四、『被告人は、五月三日にゴム紐が発見された場所について、逮捕される前すでにテレビ等で知っていたし、逮捕され狹山署にいる時にポリグラフにかけられたとき、教科書が発見されたという場所を図示されて、そこは川ではない、溝だなどと係官と論じたこともある。そういう被告人が、青木一夫、長谷部、関源三といった顔馴染みの取調官たちと冗談をたたきながら、取調官に教えられたり、自分の思い付きをも交えながら、鞄を捨てたという図面を作った。こういう情況は、当審の関係証言を総合すれば容易に推認できる。

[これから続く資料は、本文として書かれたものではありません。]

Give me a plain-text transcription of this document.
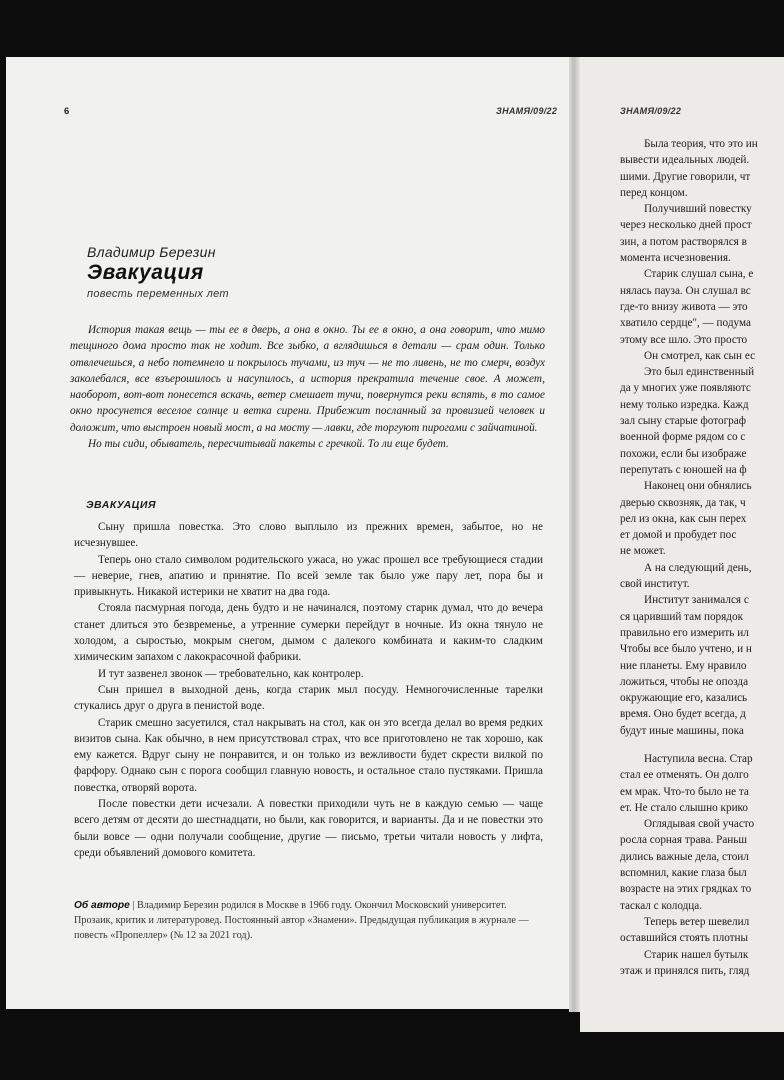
6	ЗНАМЯ/09/22	ЗНАМЯ/09/22
Владимир Березин
Эвакуация
повесть переменных лет

История такая вещь — ты ее в дверь, а она в окно. Ты ее в окно, а она говорит, что мимо тещиного дома просто так не ходит. Все зыбко, а вглядишься в детали — срам один. Только отвлечешься, а небо потемнело и покрылось тучами, из туч — не то ливень, не то смерч, воздух заколебался, все взъерошилось и насупилось, а история прекратила течение свое. А может, наоборот, вот-вот понесется вскачь, ветер смешает тучи, повернутся реки вспять, в то самое окно просунется веселое солнце и ветка сирени. Прибежит посланный за провизией человек и доложит, что выстроен новый мост, а на мосту — лавки, где торгуют пирогами с зайчатиной.

Но ты сиди, обыватель, пересчитывай пакеты с гречкой. То ли еще будет.

ЭВАКУАЦИЯ

Сыну пришла повестка. Это слово выплыло из прежних времен, забытое, но не исчезнувшее.

Теперь оно стало символом родительского ужаса, но ужас прошел все требующиеся стадии — неверие, гнев, апатию и принятие. По всей земле так было уже пару лет, пора бы и привыкнуть. Никакой истерики не хватит на два года.

Стояла пасмурная погода, день будто и не начинался, поэтому старик думал, что до вечера станет длиться это безвременье, а утренние сумерки перейдут в ночные. Из окна тянуло не холодом, а сыростью, мокрым снегом, дымом с далекого комбината и каким-то сладким химическим запахом с лакокрасочной фабрики.

И тут зазвенел звонок — требовательно, как контролер.

Сын пришел в выходной день, когда старик мыл посуду. Немногочисленные тарелки стукались друг о друга в пенистой воде.

Старик смешно засуетился, стал накрывать на стол, как он это всегда делал во время редких визитов сына. Как обычно, в нем присутствовал страх, что все приготовлено не так хорошо, как ему кажется. Вдруг сыну не понравится, и он только из вежливости будет скрести вилкой по фарфору. Однако сын с порога сообщил главную новость, и остальное стало пустяками. Пришла повестка, отворяй ворота.

После повестки дети исчезали. А повестки приходили чуть не в каждую семью — чаще всего детям от десяти до шестнадцати, но были, как говорится, и варианты. Да и не повестки это были вовсе — одни получали сообщение, другие — письмо, третьи читали новость у лифта, среди объявлений домового комитета.

Об авторе | Владимир Березин родился в Москве в 1966 году. Окончил Московский университет. Прозаик, критик и литературовед. Постоянный автор «Знамени». Предыдущая публикация в журнале — повесть «Пропеллер» (№ 12 за 2021 год).
Была теория, что это ин
вывести идеальных людей.
шими. Другие говорили, чт
перед концом.
Получивший повестку
через несколько дней прост
зин, а потом растворялся в
момента исчезновения.
Старик слушал сына, е
нялась пауза. Он слушал вс
где-то внизу живота — это
хватило сердце", — подума
этому все шло. Это просто
Он смотрел, как сын ес
Это был единственный
да у многих уже появляютс
нему только изредка. Кажд
зал сыну старые фотограф
военной форме рядом со с
похожи, если бы изображе
перепутать с юношей на ф
Наконец они обнялись
дверью сквозняк, да так, ч
рел из окна, как сын перех
ет домой и пробудет пос
не может.
А на следующий день,
свой институт.
Институт занимался с
ся царивший там порядок
правильно его измерить ил
Чтобы все было учтено, и н
ние планеты. Ему нравило
ложиться, чтобы не опозда
окружающие его, казались
время. Оно будет всегда, д
будут иные машины, пока
Наступила весна. Стар
стал ее отменять. Он долго
ем мрак. Что-то было не та
ет. Не стало слышно крико
Оглядывая свой участо
росла сорная трава. Раньш
дились важные дела, стоил
вспомнил, какие глаза был
возрасте на этих грядках то
таскал с колодца.
Теперь ветер шевелил
оставшийся стоять плотны
Старик нашел бутылк
этаж и принялся пить, гляд
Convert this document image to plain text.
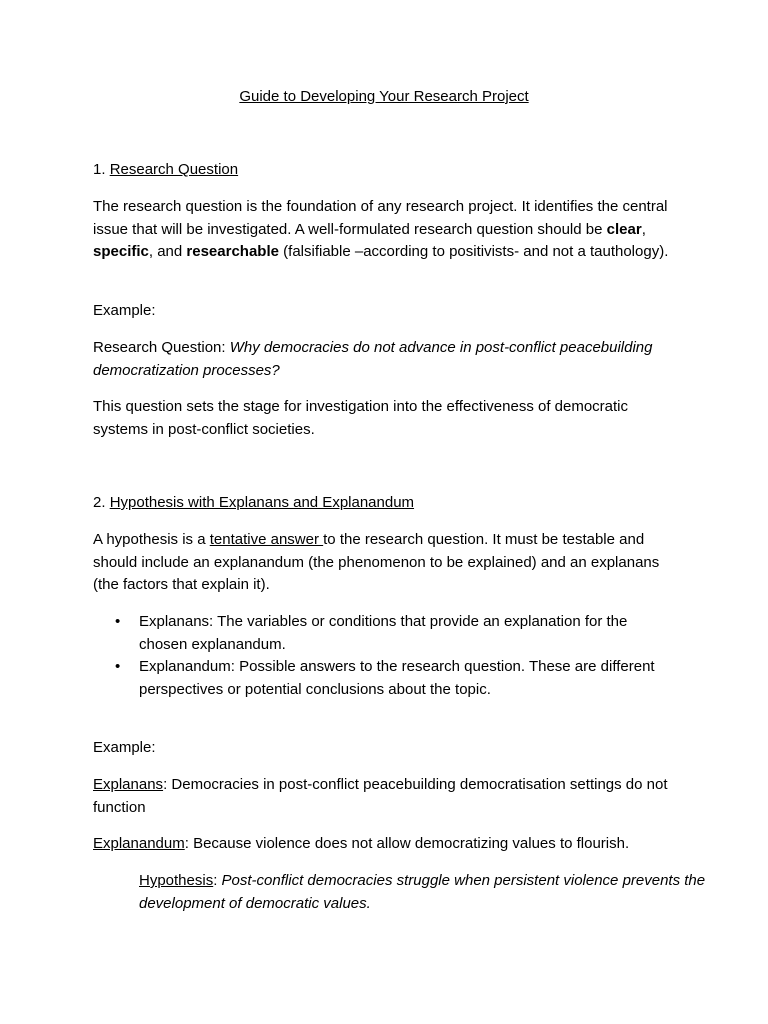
Guide to Developing Your Research Project
1. Research Question

The research question is the foundation of any research project. It identifies the central issue that will be investigated. A well-formulated research question should be clear, specific, and researchable (falsifiable –according to positivists- and not a tauthology).

Example:

Research Question: Why democracies do not advance in post-conflict peacebuilding democratization processes?

This question sets the stage for investigation into the effectiveness of democratic systems in post-conflict societies.

2. Hypothesis with Explanans and Explanandum

A hypothesis is a tentative answer to the research question. It must be testable and should include an explanandum (the phenomenon to be explained) and an explanans (the factors that explain it).

• Explanans: The variables or conditions that provide an explanation for the chosen explanandum.
• Explanandum: Possible answers to the research question. These are different perspectives or potential conclusions about the topic.

Example:

Explanans: Democracies in post-conflict peacebuilding democratisation settings do not function

Explanandum: Because violence does not allow democratizing values to flourish.

Hypothesis: Post-conflict democracies struggle when persistent violence prevents the development of democratic values.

さらに言うならば、警察は六月二十一日か、あるいはとにかく被告の自供時期とはおよそ関係のない日時に鞄を実際に入手しておきながら、被告人が関に三人でやったことを述べたのちの六月二十四日か二十五日頃に、警察がわざと被告人に鞄を捨てたという場所を誘導して書かせ、しかも二回も書かせた。そして、最初の図面では発見出来なかった、本当はここだろうと教えた図面をまた書かせた。その間、関源三は、いかにも一回目の図面を持って探しに行くようなふりをして取調室を出て、青木たちに時を見計らって電話を入れ、どこかで洋服の尻や手を泥だらけにした格好をして戻り、こんなになって探したが無かったぞという芝居を打った。青木や長谷部はこの筋書を当然知っているから、関が退室するや、被告人が書いた場所は違うだろう、実際埋めたのは川のところじゃないか、その川のところを書けと言った。被告人は、川ではなく溝だと話しながら地図を書いた。それをとって長谷部たちは、泥まみれになって舞い戻ってきた関源三に、今度は間違いないから行ってくれと言った。その後、被告人は二回目の地図によって鞄が出たと聞かされた。彼は長谷部の、この凄い勘にすっかり感服した。当審における証拠は、こういうとんでもない光景が実際の取調べ状況であったことを雄弁に物語っている』

*次回〈鞄〉五、に続く。

○現在引用中の文章は、他ならぬ「狭山事件公判調書第二審」がその原典となる。れっきとした、由緒正しい正真正銘の裁判記録である。そのような性質の書物に上記のような文章が記録されている、いや、言い方を変えると、記録される事を踏まえ弁護人は発言しているとすると、その発言内容は確度の高い情報に裏打ちされているのかも知れない。つまり、ほぼ真実の暴露に近いのかも知れない、などと考えてしまった。とりわけ今回引用した内容は、巷に出回る狭山事件推理本など消し飛ぶほどの刺激と信憑性に満ちている。事件の弁護に当たる専門家たちの意見は侮れない。